# Can I have geese and an unfenced garden



## RockyRanch (Jul 24, 2007)

We are wanting to add geese to our flock and need to know if they will destroy my flower and vegetable gardens. I let my chicken free-range until planting of the garden and then they must stay in their pens. Guineas seem to want to eat the tomatoes, but I have plenty to share so not a big issue. Ducks stay on the creek so not too much of a problem. Any help and information will be greatly appreciated. Thanks and Happy Spring!!!


----------



## fishhead (Jul 19, 2006)

My geese would all but destroy my garden if they were allowed unlimited access.


----------



## FoxyWench (Jan 22, 2010)

geese are vegitarians BUT theyll typically only eat what they can reach (making them safe for orchards once past the tender stage...) there also large birds with fairly large feet, I think for most of your veggies your going to want to fence them off.

you may however want to look into the cotton patch geese, they're a rare breed but absolulty lovely, great personalities and pretty colors.


----------



## fishhead (Jul 19, 2006)

If your geese are fine free ranging now I would probably fence them OUT of the garden rather than try to fence them in a pen.


----------



## GrannyCarol (Mar 23, 2005)

Yes, thinking that you have chickens and ducks already, sounds like time to put a nice fence around the garden and let your chickens out!


----------



## BTO (Feb 7, 2007)

My geese will absolutely not eat tomatoes. They will, however, taste them over and over again (ruining everyone they taste)!


----------



## Yellow Creek (Nov 15, 2007)

Here is what Dave Holderread says in "The Book of Geese": "Geese enjoy and benefit from most of the same vegetables you and I relish, so use your imagination when planing for your birds. Some crops I would suggest are summer and winter squash, Swiss Chard, kale, spinach, cabbage, potatoes, carrots, parsnips, turnips, sugar beets and mangels." 

My original intent was to use geese as weeders in the garden. However, based upon Holderreads comments I decided to feed them garden scraps and not let them have access to the garden. I found his comments accurate, except my geese don't seem to like Swiss Chard. Bottom line is I'd keep them out of the garden if you want any of it for yourself.


----------



## mommagoose_99 (Jan 25, 2005)

My geese bit all of my garlic in half and spit them out. I planted 1600 garlic and they damaged almost all of them. I have 8 geese. They also love cucumbers and are very noisy when removed from the 3 acre Market Garden. Weeder geese is a misnomer. Fence your garden or else don't get geese. My 5 females laid their first eggs this past weekend 
Linda


----------



## red hott farmer (Nov 13, 2006)

last year i planted 250 # of potatoes and they left the potatoes alone. and ate the weeds. Potatoes worked for me. 
Corn NO GO even when the corn was 2/3 ' tall.

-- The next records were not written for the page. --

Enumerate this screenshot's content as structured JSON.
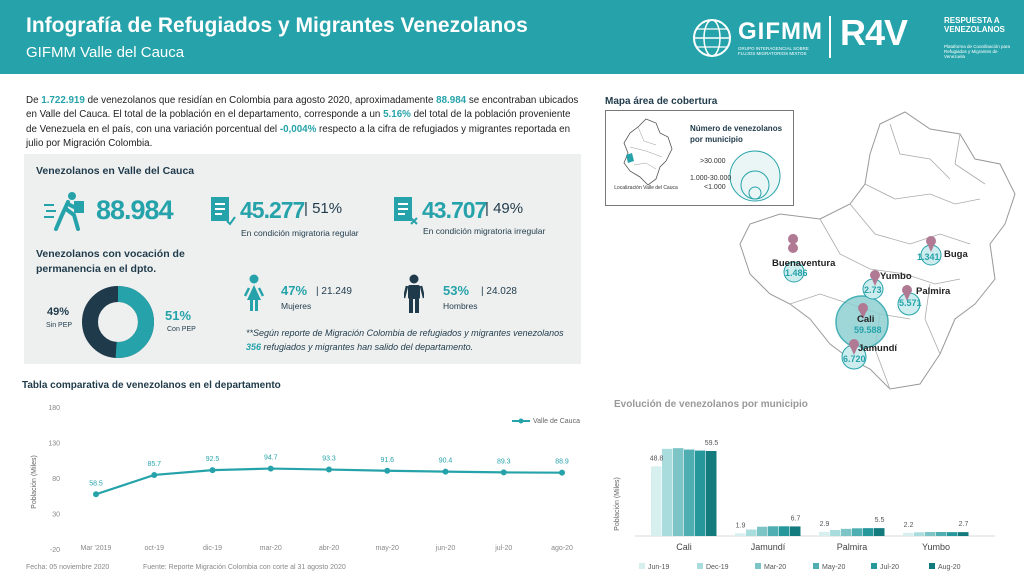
{
  "header": {
    "title": "Infografía de Refugiados y Migrantes Venezolanos",
    "subtitle": "GIFMM Valle del Cauca",
    "gifmm_logo": "GIFMM",
    "gifmm_small": "GRUPO INTERAGENCIAL SOBRE FLUJOS MIGRATORIOS MIXTOS",
    "r4v_logo": "R4V",
    "r4v_text": "RESPUESTA A VENEZOLANOS",
    "r4v_small": "Plataforma de Coordinación para Refugiados y Migrantes de Venezuela"
  },
  "intro": {
    "p1": "De ",
    "total": "1.722.919",
    "p2": " de venezolanos que residían en Colombia para agosto 2020, aproximadamente ",
    "valle": "88.984",
    "p3": " se encontraban ubicados en Valle del Cauca. El total de la población en el departamento, corresponde a un ",
    "share": "5.16%",
    "p4": " del total de la población proveniente de Venezuela en el país, con una variación porcentual del ",
    "variation": "-0,004%",
    "p5": " respecto a la cifra de refugiados y migrantes reportada en julio por Migración Colombia."
  },
  "summary": {
    "title": "Venezolanos en Valle del Cauca",
    "total": "88.984",
    "regular_num": "45.277",
    "regular_pct": "| 51%",
    "regular_label": "En condición migratoria regular",
    "irregular_num": "43.707",
    "irregular_pct": "| 49%",
    "irregular_label": "En condición migratoria irregular",
    "perm_title": "Venezolanos con vocación de permanencia en el dpto.",
    "sin_pep_pct": "49%",
    "sin_pep_label": "Sin PEP",
    "con_pep_pct": "51%",
    "con_pep_label": "Con PEP",
    "women_pct": "47%",
    "women_count": "| 21.249",
    "women_label": "Mujeres",
    "men_pct": "53%",
    "men_count": "| 24.028",
    "men_label": "Hombres",
    "note_a": "**Según reporte de Migración Colombia de refugiados y migrantes venezolanos ",
    "note_num": "356",
    "note_b": " refugiados y migrantes han salido del departamento."
  },
  "map": {
    "title": "Mapa área de cobertura",
    "legend_title": "Número de venezolanos por municipio",
    "legend_items": [
      ">30.000",
      "1.000-30.000",
      "<1.000"
    ],
    "locator_label": "Localización Valle del Cauca",
    "cities": [
      {
        "name": "Buenaventura",
        "value": "1.486"
      },
      {
        "name": "Buga",
        "value": "1.341"
      },
      {
        "name": "Yumbo",
        "value": "2.73"
      },
      {
        "name": "Palmira",
        "value": "5.571"
      },
      {
        "name": "Cali",
        "value": "59.588"
      },
      {
        "name": "Jamundí",
        "value": "6.720"
      }
    ]
  },
  "colors": {
    "teal": "#26a3aa",
    "navy": "#1f3a4a",
    "panel": "#eef0f0"
  },
  "chart_data": [
    {
      "type": "line",
      "title": "Tabla comparativa de venezolanos en el departamento",
      "ylabel": "Población (Miles)",
      "categories": [
        "Mar '2019",
        "oct-19",
        "dic-19",
        "mar-20",
        "abr-20",
        "may-20",
        "jun-20",
        "jul-20",
        "ago-20"
      ],
      "series": [
        {
          "name": "Valle de Cauca",
          "values": [
            58.5,
            85.7,
            92.5,
            94.7,
            93.3,
            91.6,
            90.4,
            89.3,
            88.9
          ]
        }
      ],
      "point_labels": [
        "58.5",
        "85.7",
        "92.5",
        "94.7",
        "93.3",
        "91.6",
        "90.4",
        "89.3",
        "88.9"
      ],
      "yticks": [
        "180",
        "130",
        "80",
        "30",
        "-20"
      ],
      "ylim": [
        -20,
        180
      ],
      "legend": "top-right",
      "footer_date": "Fecha: 05 noviembre 2020",
      "footer_source": "Fuente: Reporte Migración Colombia con corte al 31 agosto 2020"
    },
    {
      "type": "bar",
      "title": "Evolución de venezolanos por municipio",
      "ylabel": "Población (Miles)",
      "categories": [
        "Cali",
        "Jamundí",
        "Palmira",
        "Yumbo"
      ],
      "series": [
        {
          "name": "Jun-19",
          "values": [
            48.8,
            1.9,
            2.9,
            2.2
          ],
          "color": "#d7efef"
        },
        {
          "name": "Dec-19",
          "values": [
            61.0,
            4.5,
            4.2,
            2.6
          ],
          "color": "#a9dcdc"
        },
        {
          "name": "Mar-20",
          "values": [
            61.5,
            6.5,
            5.0,
            2.8
          ],
          "color": "#7cc4c6"
        },
        {
          "name": "May-20",
          "values": [
            60.5,
            6.8,
            5.4,
            2.8
          ],
          "color": "#4eaeb1"
        },
        {
          "name": "Jul-20",
          "values": [
            59.8,
            6.8,
            5.5,
            2.7
          ],
          "color": "#26989c"
        },
        {
          "name": "Aug-20",
          "values": [
            59.5,
            6.7,
            5.5,
            2.7
          ],
          "color": "#137a7e"
        }
      ],
      "labels": {
        "Cali": [
          "48.8",
          "59.5"
        ],
        "Jamundí": [
          "1.9",
          "6.7"
        ],
        "Palmira": [
          "2.9",
          "5.5"
        ],
        "Yumbo": [
          "2.2",
          "2.7"
        ]
      },
      "ylim": [
        0,
        70
      ],
      "legend": "bottom"
    }
  ]
}
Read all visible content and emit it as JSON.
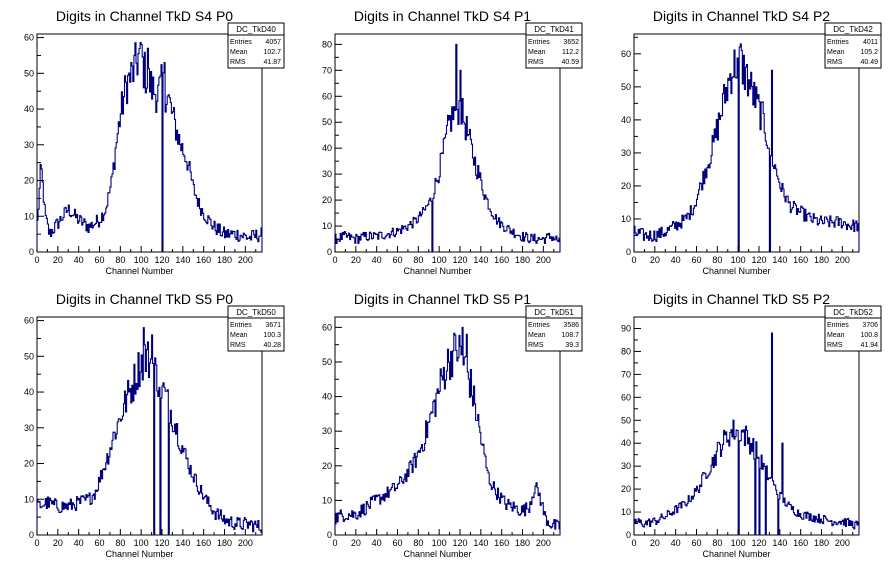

I rotational garden and geese do a excellent job moving patches to patches with fertilizer and weeds.


----------



## Karenrbw (Aug 17, 2004)

Geese also love young corn plants. Pulled them up as soon as they sprouted. We finally just out a single wire electric fence around the garden about 6"-8" off the ground. After the first one hit it, the others avoided the area like the plague.


----------



## egg head (Nov 11, 2009)

We don't have geese but just have to share, We have wild geese land on the property, about 50-500 yes five hundred for about three to four months of the year. If they are anything like the geese they sell at the feed store you could have them in a garden but you wouldn't have a garden. They can lick a plate clean, they eat the grass and clover so low that the cows can't get at it well. This year was real bad, the geese didn't show up until a day after hunting season ended. To the day.


----------